Why Isn’t The Economy Recovering?

October 14, 2011 by Noisy Dove

Why isn't the economy recovering?Dana Vashon said something interesting on Red Eye a few weeks ago, It’s not a lack of demand, it’s a drought of good ideas, and it’s got me thinking.

Let’s understand where we are. We’re not in a recession. Recessions are a psychological condition where a people hangs onto its money due to uncertainty. In our case though, the recession has lasted too long, and we know that many of our economic loses are permanent. This is a retraction, a permanent change in size.

We’re undergoing an information and technological revolution, and many of the jobs we’ve lost have been replaced by that technology. Much of the consumer demand our economy became accustomed to was fueled by home equity and wildly available credit. But through the housing collapse we lost over $2 Trillion in home equity, which shut off the easy-credit, and that won’t change because the home equity came from a pumped-up housing market. We’re also seeing our overseas competition advancing in all areas, including technology, America’s former monopoly.
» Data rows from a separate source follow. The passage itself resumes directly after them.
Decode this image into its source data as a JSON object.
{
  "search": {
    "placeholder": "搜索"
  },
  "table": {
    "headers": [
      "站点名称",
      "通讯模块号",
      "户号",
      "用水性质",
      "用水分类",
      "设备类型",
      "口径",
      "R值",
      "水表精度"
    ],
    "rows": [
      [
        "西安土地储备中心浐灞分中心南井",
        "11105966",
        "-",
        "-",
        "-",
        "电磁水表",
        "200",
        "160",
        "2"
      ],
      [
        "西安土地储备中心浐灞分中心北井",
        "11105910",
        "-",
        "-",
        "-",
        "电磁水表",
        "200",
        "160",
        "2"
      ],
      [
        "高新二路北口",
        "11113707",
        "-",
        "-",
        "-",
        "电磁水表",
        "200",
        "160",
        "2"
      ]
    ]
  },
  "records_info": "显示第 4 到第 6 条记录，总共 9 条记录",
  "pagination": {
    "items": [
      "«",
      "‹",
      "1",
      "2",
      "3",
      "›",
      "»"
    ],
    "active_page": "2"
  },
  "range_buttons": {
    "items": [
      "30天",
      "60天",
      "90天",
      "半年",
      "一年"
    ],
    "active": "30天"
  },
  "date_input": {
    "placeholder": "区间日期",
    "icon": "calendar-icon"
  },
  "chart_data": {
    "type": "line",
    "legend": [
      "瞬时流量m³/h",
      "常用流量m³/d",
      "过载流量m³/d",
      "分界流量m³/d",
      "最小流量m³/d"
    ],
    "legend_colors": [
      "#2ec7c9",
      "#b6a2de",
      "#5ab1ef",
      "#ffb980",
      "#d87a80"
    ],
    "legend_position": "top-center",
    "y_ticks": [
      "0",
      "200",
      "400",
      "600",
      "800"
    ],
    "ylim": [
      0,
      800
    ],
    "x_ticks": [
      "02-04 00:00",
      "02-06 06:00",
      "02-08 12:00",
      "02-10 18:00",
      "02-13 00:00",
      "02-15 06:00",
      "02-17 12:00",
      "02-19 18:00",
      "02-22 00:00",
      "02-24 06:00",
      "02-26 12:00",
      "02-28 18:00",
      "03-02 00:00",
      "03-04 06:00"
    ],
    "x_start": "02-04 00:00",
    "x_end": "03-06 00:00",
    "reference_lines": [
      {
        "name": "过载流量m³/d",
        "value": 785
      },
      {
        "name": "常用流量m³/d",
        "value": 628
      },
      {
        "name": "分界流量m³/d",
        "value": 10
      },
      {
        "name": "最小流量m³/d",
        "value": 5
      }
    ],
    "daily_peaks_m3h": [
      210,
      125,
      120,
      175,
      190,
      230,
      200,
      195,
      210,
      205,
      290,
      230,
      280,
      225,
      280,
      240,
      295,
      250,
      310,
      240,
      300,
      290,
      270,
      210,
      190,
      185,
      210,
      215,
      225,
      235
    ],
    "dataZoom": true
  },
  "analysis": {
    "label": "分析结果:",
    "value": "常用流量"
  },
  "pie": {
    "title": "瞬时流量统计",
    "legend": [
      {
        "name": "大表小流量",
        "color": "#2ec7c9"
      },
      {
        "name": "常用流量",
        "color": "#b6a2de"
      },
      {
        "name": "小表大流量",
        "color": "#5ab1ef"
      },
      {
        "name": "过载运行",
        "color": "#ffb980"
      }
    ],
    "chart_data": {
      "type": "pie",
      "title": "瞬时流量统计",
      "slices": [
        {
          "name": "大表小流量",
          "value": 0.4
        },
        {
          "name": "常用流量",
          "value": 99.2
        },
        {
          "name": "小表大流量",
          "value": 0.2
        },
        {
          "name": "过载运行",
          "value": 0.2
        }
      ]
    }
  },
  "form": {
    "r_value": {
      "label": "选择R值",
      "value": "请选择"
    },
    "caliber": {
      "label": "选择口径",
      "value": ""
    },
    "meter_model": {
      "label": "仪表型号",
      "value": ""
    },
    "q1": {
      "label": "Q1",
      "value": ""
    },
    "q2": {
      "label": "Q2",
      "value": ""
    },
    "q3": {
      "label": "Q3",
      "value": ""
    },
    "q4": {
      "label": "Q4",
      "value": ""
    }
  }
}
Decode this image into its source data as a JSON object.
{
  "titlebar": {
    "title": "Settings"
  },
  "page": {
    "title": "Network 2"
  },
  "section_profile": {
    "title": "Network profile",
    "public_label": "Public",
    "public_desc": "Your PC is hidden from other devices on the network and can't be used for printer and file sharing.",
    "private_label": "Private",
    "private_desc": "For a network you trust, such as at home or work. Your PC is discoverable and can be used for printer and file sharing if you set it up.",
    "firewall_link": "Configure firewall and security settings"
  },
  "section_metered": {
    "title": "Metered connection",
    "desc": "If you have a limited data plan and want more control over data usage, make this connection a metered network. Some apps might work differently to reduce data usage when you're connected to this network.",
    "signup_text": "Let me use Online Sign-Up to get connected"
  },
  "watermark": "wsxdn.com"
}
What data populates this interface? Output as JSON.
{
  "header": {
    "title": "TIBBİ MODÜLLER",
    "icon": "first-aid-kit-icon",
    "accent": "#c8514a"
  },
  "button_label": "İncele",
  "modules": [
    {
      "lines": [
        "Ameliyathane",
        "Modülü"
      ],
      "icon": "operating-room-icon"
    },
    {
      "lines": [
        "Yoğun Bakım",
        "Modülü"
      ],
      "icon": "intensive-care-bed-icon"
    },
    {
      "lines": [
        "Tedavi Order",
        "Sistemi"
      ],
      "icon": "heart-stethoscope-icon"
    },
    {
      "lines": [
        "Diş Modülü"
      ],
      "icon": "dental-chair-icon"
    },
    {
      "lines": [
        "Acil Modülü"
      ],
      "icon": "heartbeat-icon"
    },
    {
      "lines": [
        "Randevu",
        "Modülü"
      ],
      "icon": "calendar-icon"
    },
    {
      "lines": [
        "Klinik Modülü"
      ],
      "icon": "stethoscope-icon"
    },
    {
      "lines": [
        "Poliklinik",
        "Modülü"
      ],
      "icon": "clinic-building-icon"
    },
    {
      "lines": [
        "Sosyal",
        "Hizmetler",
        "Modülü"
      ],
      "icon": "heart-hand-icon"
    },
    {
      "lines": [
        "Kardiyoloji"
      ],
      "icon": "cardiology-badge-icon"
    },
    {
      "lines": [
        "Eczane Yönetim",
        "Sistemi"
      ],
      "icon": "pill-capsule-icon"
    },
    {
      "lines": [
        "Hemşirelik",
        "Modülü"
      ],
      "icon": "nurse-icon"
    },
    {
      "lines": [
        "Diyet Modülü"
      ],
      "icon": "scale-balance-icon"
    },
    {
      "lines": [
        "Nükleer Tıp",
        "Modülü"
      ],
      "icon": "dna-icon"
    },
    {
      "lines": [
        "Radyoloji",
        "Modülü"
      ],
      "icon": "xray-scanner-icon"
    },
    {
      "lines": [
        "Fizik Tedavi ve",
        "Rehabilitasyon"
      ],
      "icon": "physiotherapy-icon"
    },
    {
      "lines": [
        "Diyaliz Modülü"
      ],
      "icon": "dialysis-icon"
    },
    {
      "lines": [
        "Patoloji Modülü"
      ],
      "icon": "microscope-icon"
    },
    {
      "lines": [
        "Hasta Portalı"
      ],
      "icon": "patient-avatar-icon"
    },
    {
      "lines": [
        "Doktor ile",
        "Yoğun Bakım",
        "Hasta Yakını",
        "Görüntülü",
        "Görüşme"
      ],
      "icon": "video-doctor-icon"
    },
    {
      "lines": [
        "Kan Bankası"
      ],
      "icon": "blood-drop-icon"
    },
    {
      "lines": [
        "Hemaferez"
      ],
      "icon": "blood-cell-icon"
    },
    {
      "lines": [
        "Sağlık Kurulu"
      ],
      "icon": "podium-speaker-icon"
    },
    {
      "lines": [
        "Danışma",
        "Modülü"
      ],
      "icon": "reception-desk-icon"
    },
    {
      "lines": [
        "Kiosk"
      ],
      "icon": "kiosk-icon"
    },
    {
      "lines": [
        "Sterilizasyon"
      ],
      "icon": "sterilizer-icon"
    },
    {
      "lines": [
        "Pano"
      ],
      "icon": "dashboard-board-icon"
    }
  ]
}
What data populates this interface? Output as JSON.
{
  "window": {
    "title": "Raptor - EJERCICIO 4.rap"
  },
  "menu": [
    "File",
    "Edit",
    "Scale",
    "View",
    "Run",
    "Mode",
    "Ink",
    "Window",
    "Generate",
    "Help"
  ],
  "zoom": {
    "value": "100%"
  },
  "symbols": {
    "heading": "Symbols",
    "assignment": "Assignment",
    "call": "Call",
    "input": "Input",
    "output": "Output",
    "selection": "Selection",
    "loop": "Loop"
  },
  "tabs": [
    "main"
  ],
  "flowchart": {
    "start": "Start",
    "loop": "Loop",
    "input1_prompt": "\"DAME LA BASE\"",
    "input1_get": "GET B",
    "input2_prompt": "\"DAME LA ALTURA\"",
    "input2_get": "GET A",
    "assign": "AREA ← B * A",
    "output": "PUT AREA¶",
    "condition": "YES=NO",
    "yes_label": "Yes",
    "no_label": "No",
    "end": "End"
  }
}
During a recession, stimulus can be effective in “shocking” the economy back by filling in the missing demand and alleviating uncertainty. But in our situation, the lost demand is permanent, that’s why stimulus has been so miserably ineffective (and the fact that it wasn’t honest stimulus). The thing we’re trying to shock awake is gone. Washington sprinkling borrowed money into our economy isn’t going to recreate those lost jobs or consumer spending. Many of the unemployed people lack the skills required by the new jobs, and many of the consumer spenders now have under-water mortgages, are paying high rent, have ruined credit, or are trying to pay down expensive debt. Stimulus won’t make those people spend.

Technically, we’ve recovered from the recession, according to growth figures. The trouble is, we’re still missing the jobs we lost. Businesses and investors both have a lot of money safely penned-up. One of the reasons they’re keeping this money safe, besides the high level of uncertainty, is the utter lack of good ideas to put that money in.